I’m sharing my story because I hope I can save you from agonizing over your own mortgage. Here’s a conglomeration of things I learned along the way.

Tip #1: Consider your needs and wants. And your future needs and wants.

What’s your comfort level? Are you a person who needs to know that debts are paid off so when disaster hits, you’re in a good situation? Are you absolutely sure your job is stable? The thing is, we don’t know what’s going to happen (COVID-19 taught us that). Maybe you have life insurance, so if the worst does happen, you leave money for your family to pay off the mortgage. (That’s certainly something we took into consideration.)

On the other hand, you might take a look at the numbers and run straight for the stock market because you know you’re going to make more if you invest. Putting blinders on and sticking to the numbers is definitely one approach. Remember, there’s really no right or wrong answer. You are not your friends, your next-door neighbors, your sister, your parents — or to whomever you may be comparing yourself and your situation. 

The point is, on some level, it’s a personal decision. Consider your own priorities.

Tip #2: Do the math.

Do you remember hearing the words “amortization schedule” when you closed on your home?

If not, that’s okay.

It’s a giant table that lists all the mortgage payments you’ll make over time and how each payment is applied toward both the principal balance and interest of your mortgage. Your bank probably has an amortization calculator that will help you understand what will happen if you “up” your payment, refinance or pay a giant lump sum toward your principal.

Also, some banks charge fees for paying off your loan early. Check into whether your bank will charge you extra. Many banks no longer do this but check to be sure that your bank doesn’t. The last thing you’d want is to be penalized for doing a good thing for yourself!

Tip #3: Make a decision. That doesn’t mean you can’t reevaluate later. 

Sure, you can just pay the minimum on your mortgage for 15, 20 or 30 years — whatever your mortgage term is. But if this doesn’t sit well with you, do something about it. Take matters into your own hands. 

Spend some time considering how you’d ultimately like to end your mortgage. Again, you can keep it for the full 30 years. Or you might have a 15-year mortgage and decide you want to pay it off in 8 years!

You as a couple, or you alone, are in charge of your financial future. Your financial advisor isn’t going to make the final call. Your friends, your family aren’t going to make those decisions for you, either.

Be the captain of your own ship! 

This is not to say that your goals won’t change later. You might make a different decision 10 years into your mortgage. Your financial situation could completely change. For example, maybe you don’t have extra money to chuck at your 30-year term mortgage when you first buy or build your home, but then you get a better job later. You may switch gears and decide to focus on paying off your mortgage!

Final wrap-up: Do what’s best for you — confidently!

Are there days when I second-guess our decision?

Of course. (Remember, I’m incredibly indecisive.)

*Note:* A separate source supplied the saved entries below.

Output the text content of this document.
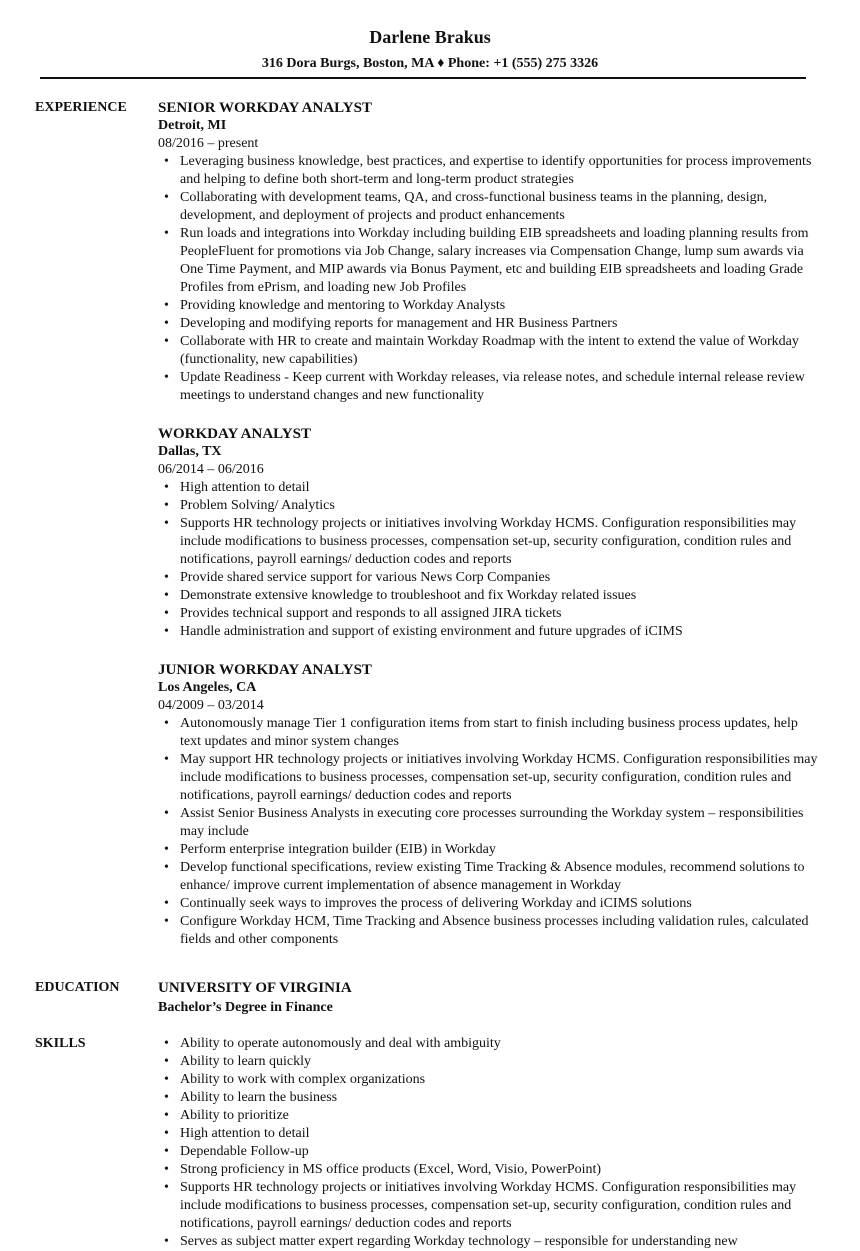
Darlene Brakus
316 Dora Burgs, Boston, MA ♦ Phone: +1 (555) 275 3326
EXPERIENCE SENIOR WORKDAY ANALYST
Detroit, MI
08/2016 – present
• Leveraging business knowledge, best practices, and expertise to identify opportunities for process improvements and helping to define both short-term and long-term product strategies
• Collaborating with development teams, QA, and cross-functional business teams in the planning, design, development, and deployment of projects and product enhancements
• Run loads and integrations into Workday including building EIB spreadsheets and loading planning results from PeopleFluent for promotions via Job Change, salary increases via Compensation Change, lump sum awards via One Time Payment, and MIP awards via Bonus Payment, etc and building EIB spreadsheets and loading Grade Profiles from ePrism, and loading new Job Profiles
• Providing knowledge and mentoring to Workday Analysts
• Developing and modifying reports for management and HR Business Partners
• Collaborate with HR to create and maintain Workday Roadmap with the intent to extend the value of Workday (functionality, new capabilities)
• Update Readiness - Keep current with Workday releases, via release notes, and schedule internal release review meetings to understand changes and new functionality
WORKDAY ANALYST
Dallas, TX
06/2014 – 06/2016
• High attention to detail
• Problem Solving/ Analytics
• Supports HR technology projects or initiatives involving Workday HCMS. Configuration responsibilities may include modifications to business processes, compensation set-up, security configuration, condition rules and notifications, payroll earnings/ deduction codes and reports
• Provide shared service support for various News Corp Companies
• Demonstrate extensive knowledge to troubleshoot and fix Workday related issues
• Provides technical support and responds to all assigned JIRA tickets
• Handle administration and support of existing environment and future upgrades of iCIMS
JUNIOR WORKDAY ANALYST
Los Angeles, CA
04/2009 – 03/2014
• Autonomously manage Tier 1 configuration items from start to finish including business process updates, help text updates and minor system changes
• May support HR technology projects or initiatives involving Workday HCMS. Configuration responsibilities may include modifications to business processes, compensation set-up, security configuration, condition rules and notifications, payroll earnings/ deduction codes and reports
• Assist Senior Business Analysts in executing core processes surrounding the Workday system – responsibilities may include
• Perform enterprise integration builder (EIB) in Workday
• Develop functional specifications, review existing Time Tracking & Absence modules, recommend solutions to enhance/ improve current implementation of absence management in Workday
• Continually seek ways to improves the process of delivering Workday and iCIMS solutions
• Configure Workday HCM, Time Tracking and Absence business processes including validation rules, calculated fields and other components
EDUCATION	UNIVERSITY OF VIRGINIA
Bachelor’s Degree in Finance
SKILLS
•	Ability to operate autonomously and deal with ambiguity
• Ability to learn quickly
• Ability to work with complex organizations
• Ability to learn the business
• Ability to prioritize
• High attention to detail
• Dependable Follow-up
• Strong proficiency in MS office products (Excel, Word, Visio, PowerPoint)
• Supports HR technology projects or initiatives involving Workday HCMS. Configuration responsibilities may include modifications to business processes, compensation set-up, security configuration, condition rules and notifications, payroll earnings/ deduction codes and reports
• Serves as subject matter expert regarding Workday technology – responsible for understanding new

The reason I probably agonized for months (I know, too long!) is that we only have one life to live. The choices we make now dictate how we live down the road. I try to think about our decisions very intentionally so our future selves are satisfied. It’s a major thing for me. 

Thoreau said, “Go confidently in the direction of your dreams. Live the life you have imagined.” And that’s really what it’s all about, right?

Do you want to pay off your mortgage early?